NATO-Rusya çatışmalarının gösterdiği diğer konu ise deniz platformlarının korunması konusundaki artan zorluklar ve karmaşıklıklar. TCG Anadolu başta olmak üzere, askeri deniz platformlarının korunması için ( ve gerekli durumda saldırı amaçlı) sürü halinde ve yapay zeka ile çalışabilecek, ana platform ile bağlantılı, süstü, sualtı ve hava dron savunma sistemlerinin gerekeceği hayli açık.

AESA RADARLARI

AESA radarlarının hazır olması konusu tüm savunma ürünlerimiz ve platformları için kritik önemde ve yüksek öncelikli bir konu. Aselsan'ın AESA radarı konusunda fuarda biraz çelişkili bilgiler geldi. Kimine göre radar hazır ve ürünlere takılıyor kimine göre ürünlere başka komponentli radar takılıyor ama hazır olacak vs. Yerli AESA radarlarının tasarımı, hem malzeme biliminin hem elektronik tasarımın sınırlarını zorlayan konular, bu stratejik ürünün göreve hazır hale getirilmesi konularında Aselsan'a gerekli desteğin, uzmanlığın ve kaynağın aktarılması gerekir. Muhtemelen Aselsan'ın tarihinde ürettiği en önemli ürün bu AESA radarlar olacak. Bunu geliştiren teknik ekibin heykelini kurumun bahçesine dikmek gerekir. Diğer taraftan Meteksan firmamızdan da AESA radarı konusunda bazı ürünler geldi, bu ürünlerin kritik bileşenlerindeki yurtdışı bağımlılığı konularını elbette incelemek gerekir ancak ilerlemeler belli ki doğru yönde. Sn. Haluk Görgün şu AESA radar projesini hakkıyla  başardıktan sonra SSB koltuğuna otursa belki daha uygun olabilirdi.

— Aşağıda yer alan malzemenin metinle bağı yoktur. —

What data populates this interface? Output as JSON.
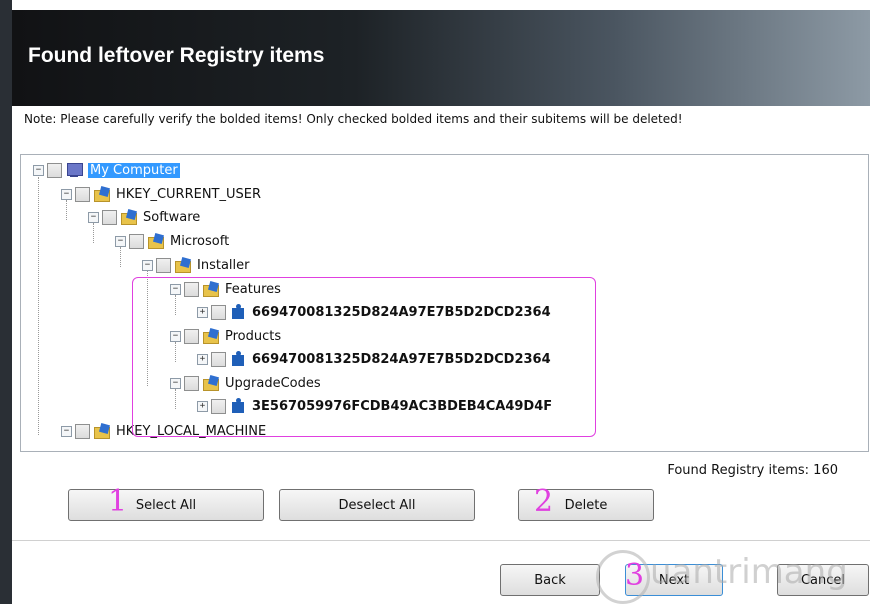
{
  "header": {
    "title": "Found leftover Registry items"
  },
  "note": "Note: Please carefully verify the bolded items! Only checked bolded items and their subitems will be deleted!",
  "tree": {
    "my_computer": "My Computer",
    "hkcu": "HKEY_CURRENT_USER",
    "software": "Software",
    "microsoft": "Microsoft",
    "installer": "Installer",
    "features": "Features",
    "features_item": "669470081325D824A97E7B5D2DCD2364",
    "products": "Products",
    "products_item": "669470081325D824A97E7B5D2DCD2364",
    "upgradecodes": "UpgradeCodes",
    "upgradecodes_item": "3E567059976FCDB49AC3BDEB4CA49D4F",
    "hklm": "HKEY_LOCAL_MACHINE"
  },
  "status": {
    "found_label": "Found Registry items:",
    "found_count": "160"
  },
  "buttons": {
    "select_all": "Select All",
    "deselect_all": "Deselect All",
    "delete": "Delete",
    "back": "Back",
    "next": "Next",
    "cancel": "Cancel"
  },
  "annotations": {
    "one": "1",
    "two": "2",
    "three": "3"
  },
  "watermark": "uantrimang",
  "colors": {
    "annotation": "#e040e0",
    "selection": "#3399ff",
    "header_dark": "#111214"
  }
}
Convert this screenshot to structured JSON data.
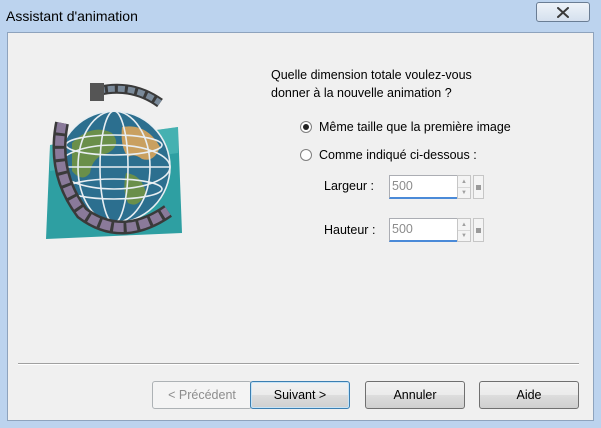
{
  "window": {
    "title": "Assistant d'animation"
  },
  "icons": {
    "close": "close-icon",
    "illustration": "globe-film-icon",
    "spin_up": "spin-up-icon",
    "spin_down": "spin-down-icon"
  },
  "question": {
    "line1": "Quelle dimension totale voulez-vous",
    "line2": "donner à la nouvelle animation ?"
  },
  "options": [
    {
      "label": "Même taille que la première image",
      "selected": true
    },
    {
      "label": "Comme indiqué ci-dessous :",
      "selected": false
    }
  ],
  "fields": {
    "width": {
      "label": "Largeur :",
      "value": "500"
    },
    "height": {
      "label": "Hauteur :",
      "value": "500"
    }
  },
  "buttons": {
    "previous": "< Précédent",
    "next": "Suivant >",
    "cancel": "Annuler",
    "help": "Aide"
  },
  "colors": {
    "frame": "#bcd3ee",
    "client": "#f0f0f0",
    "focus_underline": "#4a8ad8"
  }
}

20 MİLYAR DOLARA F-16 ALINMAZ

Yabancı savunma haber sitelerinde çıkan haberlere göre Türkiye 20 milyar dolarlık F-16 sistemi satın almak konusunda ABD'ye talepte bulunmuş durumda ve konu hakkında ABD'nin keyfiyeti bekleniyormuş. Bu konuda da Türkiye'nin hesabını iyi yapması faydalı olacaktır. Hatırlayalım, bu devride F-16 alım işleri nereden çıkmıştı? ABD, ortağı olduğumuz F-35 projesinden bizi attı ve parasını kısmen ödediğimiz uçakları bize teslim etmedi. Biz de ödenen peşinatı kurtarabilmek için "bari içerdeki paramızla F-16 verin" dedik. Yani zaten güvenilmez bir savunma tedarikçisine daha çok para kaptırmanın ve uzun vadeli bağımlılığı artırmanın bir faydası yok. İçerdeki paramızı kurtaralım ve bu bütçeleri kendi savunma sanayimizin gelişimine aktaralım. İçerde 20 milyar dolarımız olamaz, herhalde olsa olsa 1-2 milyar olabilir. Bu konu aslında ekonomik olduğundan daha çok stratejik bir seçimdir. Türkiye Cumhuriyeti'nin 2. yüzyılındaki yolumuz tek kutuplu dünya düzeni içinde Amerika'nın "ölmesin sürünsün" kategorisindeki vassallarından biri olmak mıdır yoksa çok kutuplu dünya düzenindeki bağımsız, güçlü, medeni, çekim merkezi olan kutup merkezlerinden biri olmak mıdır? Dünyanın tek kutuplu halinin devam etmediği ve çok kutuplu dünyanın oluştuğu da zaten açıktır.